Ruling Out Subacute Pulmonary Embolism with Wells Score and D-dimer
A low probability Wells score combined with a negative D-dimer test reliably rules out pulmonary embolism, including subacute PE, with a negative predictive value of approximately 99.5%. 1
Evidence Supporting This Approach
The combination of clinical probability assessment and D-dimer testing has been extensively validated for excluding PE:
- Studies demonstrate that patients with a low clinical probability (Wells score ≤4 points, "PE unlikely") and a negative D-dimer have a very low risk of PE during follow-up:
- The Christopher Study found only 0.5% of patients with "PE unlikely" score and negative D-dimer developed venous thromboembolism during 3-month follow-up 1
- Meta-analysis showed a negative predictive value of 99.7% (95% CI: 99.0-99.9%) for this combination 2
- Wells' original validation found only 1 of 437 patients (0.2%) with low probability and negative D-dimer developed PE during follow-up 3
Diagnostic Algorithm for Suspected PE
Calculate Wells score to determine clinical probability:
- Clinical symptoms of DVT (3.0 points)
- No alternative diagnosis (3.0 points)
- Heart rate >100 (1.5 points)
- Immobilization or surgery in previous four weeks (1.5 points)

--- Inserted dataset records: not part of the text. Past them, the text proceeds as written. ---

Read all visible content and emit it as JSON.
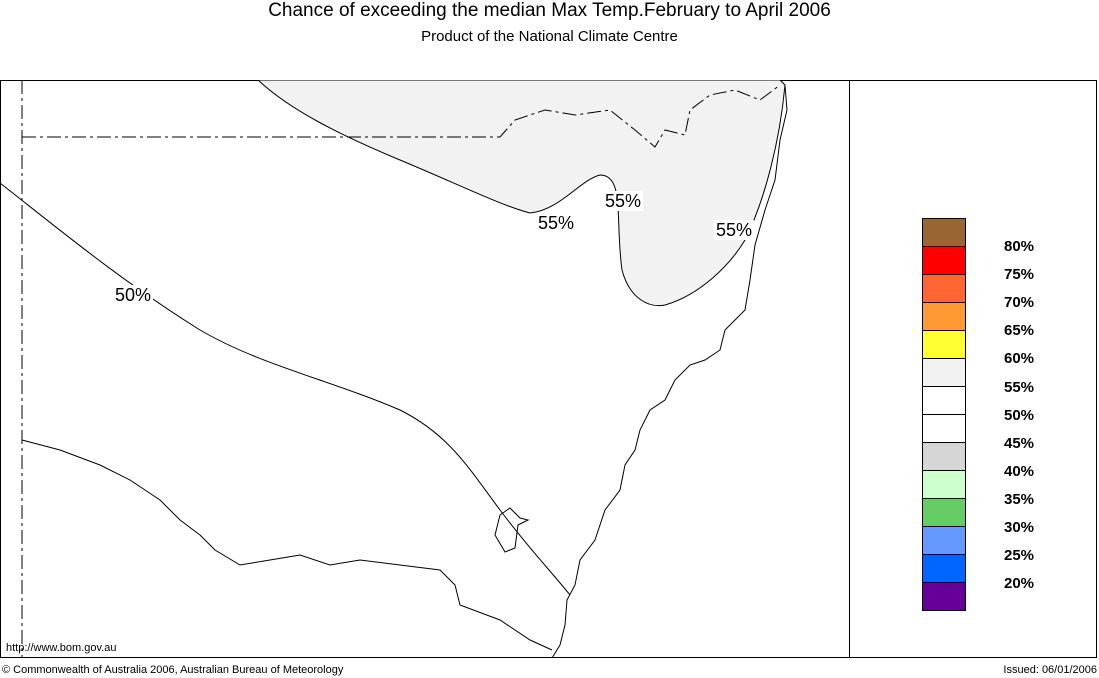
{
  "title": "Chance of exceeding the median Max Temp.February to April 2006",
  "subtitle": "Product of the National Climate Centre",
  "map_labels": [
    "55%",
    "55%",
    "55%",
    "50%"
  ],
  "url": "http://www.bom.gov.au",
  "copyright": "© Commonwealth of Australia 2006, Australian Bureau of Meteorology",
  "issued": "Issued: 06/01/2006",
  "legend": {
    "colors": [
      "#996633",
      "#ff0000",
      "#ff6633",
      "#ff9933",
      "#ffff33",
      "#f2f2f2",
      "#ffffff",
      "#ffffff",
      "#d6d6d6",
      "#ccffcc",
      "#66cc66",
      "#6699ff",
      "#0066ff",
      "#660099"
    ],
    "labels": [
      "80%",
      "75%",
      "70%",
      "65%",
      "60%",
      "55%",
      "50%",
      "45%",
      "40%",
      "35%",
      "30%",
      "25%",
      "20%"
    ]
  }
}
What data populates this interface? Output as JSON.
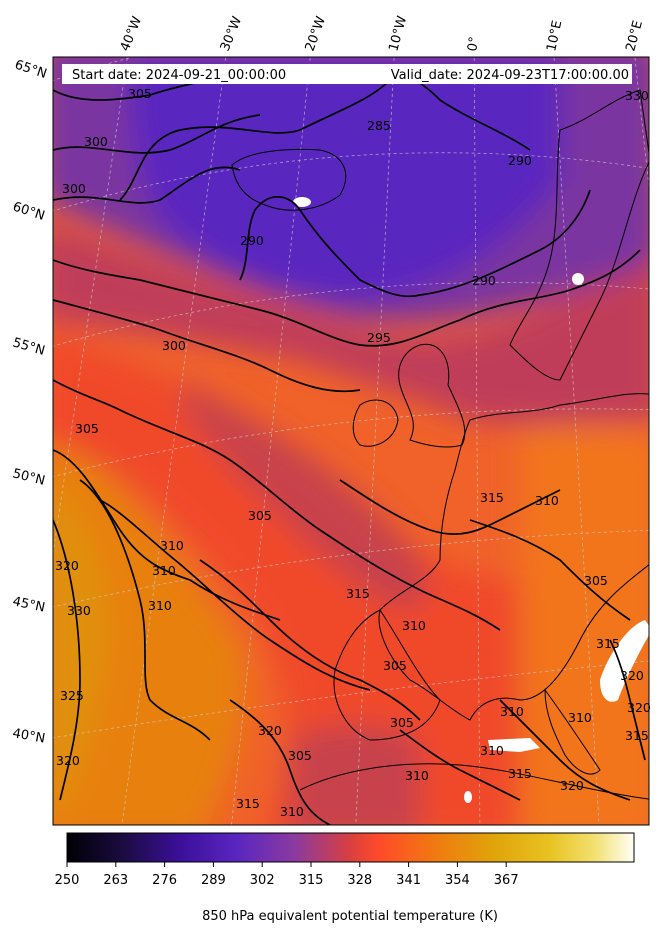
{
  "header": {
    "start_date": "Start date: 2024-09-21_00:00:00",
    "valid_date": "Valid_date: 2024-09-23T17:00:00.00"
  },
  "longitude_labels": [
    "40°W",
    "30°W",
    "20°W",
    "10°W",
    "0°",
    "10°E",
    "20°E"
  ],
  "latitude_labels": [
    "65°N",
    "60°N",
    "55°N",
    "50°N",
    "45°N",
    "40°N"
  ],
  "contour_labels": [
    "305",
    "300",
    "300",
    "285",
    "290",
    "290",
    "290",
    "295",
    "300",
    "305",
    "305",
    "310",
    "310",
    "310",
    "315",
    "310",
    "305",
    "315",
    "310",
    "305",
    "305",
    "310",
    "315",
    "310",
    "315",
    "320",
    "330",
    "325",
    "320",
    "320",
    "315",
    "310",
    "320",
    "315",
    "320",
    "310",
    "305",
    "320",
    "330",
    "310"
  ],
  "colorbar": {
    "ticks": [
      "250",
      "263",
      "276",
      "289",
      "302",
      "315",
      "328",
      "341",
      "354",
      "367"
    ],
    "label": "850 hPa equivalent potential temperature (K)",
    "colors": [
      "#000004",
      "#1b0c41",
      "#3b0f9a",
      "#5a26c0",
      "#8a3aa0",
      "#c8434c",
      "#ff4a2a",
      "#f07a10",
      "#e0a30a",
      "#e8c220",
      "#f2e070",
      "#fffff0"
    ]
  }
}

- Previous DVT/PE (1.5 points)
- Hemoptysis (1.0 point)
- Malignancy (1.0 point)
Interpret Wells score:
- ≤4 points: "PE unlikely"
4 points: "PE likely"
D-dimer testing:
- If "PE unlikely" and D-dimer negative: PE safely excluded (no further testing needed)
- If "PE unlikely" and D-dimer positive: Proceed to imaging
- If "PE likely": Proceed directly to imaging regardless of D-dimer result
Important Considerations
D-dimer Test Selection
- Highly sensitive quantitative assays (ELISA-based) should be used for patients with low or moderate pretest probability 1
- Moderate sensitivity qualitative assays should only be used for patients with low pretest probability 1
Age Adjustment
- D-dimer specificity decreases with age
- Consider age-adjusted D-dimer cutoffs (age × 10 μg/L above 50 years) to improve specificity while maintaining sensitivity 1
Limitations and Pitfalls
Subacute vs. Acute PE: The guidelines do not specifically differentiate between acute and subacute PE in terms of diagnostic approach. The same algorithm applies to both scenarios.

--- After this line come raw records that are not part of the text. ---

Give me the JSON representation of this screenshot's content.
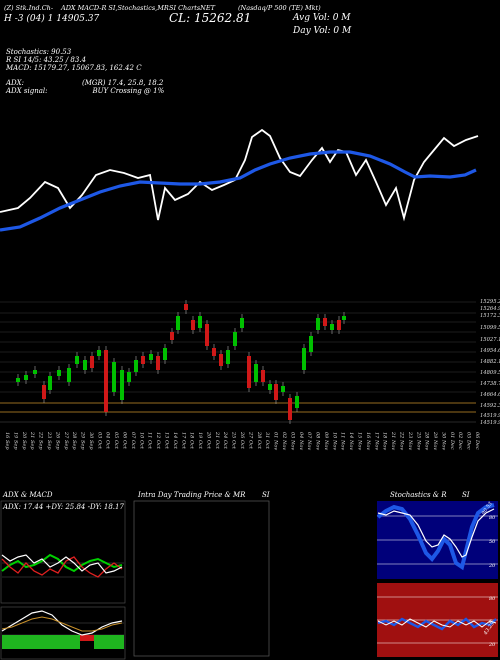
{
  "header": {
    "line1_left": "(Z) Stk.Ind.Ch-",
    "line1_tail": "ADX MACD-R SI,Stochastics,MR",
    "line1_mid": "SI ChartsNET",
    "line1_right": "(Nasdaq/P 500 (TE) Mkt)",
    "h_row": "H  -3  (04)  1  14905.37",
    "close": "CL: 15262.81",
    "avg_vol": "Avg Vol: 0  M",
    "day_vol": "Day Vol: 0  M"
  },
  "stats": {
    "stochastics": "Stochastics: 90.53",
    "rsi": "R           SI 14/5: 43.25 / 83.4",
    "macd": "MACD: 15179.27,  15067.83,  162.42  C",
    "adx_label": "ADX:",
    "adx_values": "(MGR) 17.4,  25.8,  18.2",
    "adx_signal_label": "ADX  signal:",
    "adx_signal_value": "BUY Crossing @ 1%"
  },
  "price_axis": [
    "15295.24",
    "15264.9",
    "15172.31",
    "15099.57",
    "15027.11",
    "14954.62",
    "14882.15",
    "14809.53",
    "14738.77",
    "14664.64",
    "14592.34",
    "14519.93",
    "14519.93"
  ],
  "date_labels": [
    "16 Sep",
    "19 Sep",
    "20 Sep",
    "21 Sep",
    "22 Sep",
    "23 Sep",
    "26 Sep",
    "27 Sep",
    "28 Sep",
    "29 Sep",
    "30 Sep",
    "03 Oct",
    "04 Oct",
    "05 Oct",
    "06 Oct",
    "07 Oct",
    "10 Oct",
    "11 Oct",
    "12 Oct",
    "13 Oct",
    "14 Oct",
    "17 Oct",
    "18 Oct",
    "19 Oct",
    "20 Oct",
    "21 Oct",
    "24 Oct",
    "25 Oct",
    "26 Oct",
    "27 Oct",
    "28 Oct",
    "31 Oct",
    "01 Nov",
    "02 Nov",
    "03 Nov",
    "04 Nov",
    "07 Nov",
    "08 Nov",
    "09 Nov",
    "10 Nov",
    "11 Nov",
    "14 Nov",
    "15 Nov",
    "16 Nov",
    "17 Nov",
    "18 Nov",
    "21 Nov",
    "22 Nov",
    "23 Nov",
    "25 Nov",
    "28 Nov",
    "29 Nov",
    "30 Nov",
    "01 Dec",
    "02 Dec",
    "05 Dec",
    "06 Dec"
  ],
  "panels": {
    "adx_title": "ADX  & MACD",
    "adx_readout": "ADX: 17.44  +DY: 25.84  -DY: 18.17",
    "intraday_title": "Intra  Day Trading Price  & MR",
    "intraday_si": "SI",
    "stoch_title": "Stochastics & R",
    "stoch_si": "SI",
    "stoch_ticks": [
      "80",
      "50",
      "20"
    ],
    "stoch_value": "90.53",
    "rsi_ticks": [
      "80",
      "50",
      "20"
    ],
    "rsi_value": "43.25"
  },
  "colors": {
    "bull": "#00c000",
    "bear": "#d01818",
    "ma": "#1e58e6",
    "accent_orange": "#c8902a"
  }
}
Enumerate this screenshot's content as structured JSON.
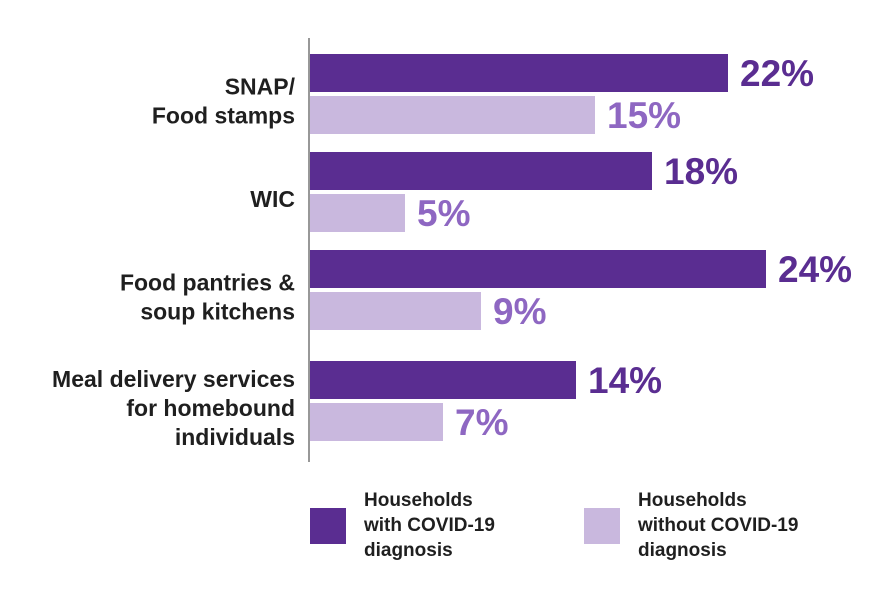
{
  "chart_data": {
    "type": "bar",
    "orientation": "horizontal",
    "categories": [
      "SNAP/\nFood stamps",
      "WIC",
      "Food pantries &\nsoup kitchens",
      "Meal delivery services\nfor homebound\nindividuals"
    ],
    "series": [
      {
        "name": "Households\nwith COVID-19\ndiagnosis",
        "values": [
          22,
          18,
          24,
          14
        ],
        "labels": [
          "22%",
          "18%",
          "24%",
          "14%"
        ],
        "color": "#5a2d91"
      },
      {
        "name": "Households\nwithout COVID-19\ndiagnosis",
        "values": [
          15,
          5,
          9,
          7
        ],
        "labels": [
          "15%",
          "5%",
          "9%",
          "7%"
        ],
        "color": "#c9b8de"
      }
    ],
    "value_label_colors": [
      "#5a2d91",
      "#8e67c2"
    ],
    "xlim": [
      0,
      30
    ],
    "grid": false,
    "legend_position": "bottom"
  }
}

False Positive D-dimer Results: D-dimer is commonly elevated in:
- Cancer patients
- Hospitalized patients
- Pregnant women
- Post-surgical patients
- Elderly patients
Clinical Judgment Component: The Wells score includes a subjective component ("alternative diagnosis less likely than PE"), which may affect standardization 1
Protocol Adherence: Studies show that when the diagnostic protocol is correctly followed, the risk of missed PE is extremely low (0.1% in one study) 3
Conclusion for Clinical Practice
For patients with suspected subacute PE, the combination of a low probability Wells score ("PE unlikely" ≤4 points) and a negative D-dimer test effectively rules out PE without the need for further imaging. This approach has been validated in multiple studies and is recommended in clinical guidelines 1.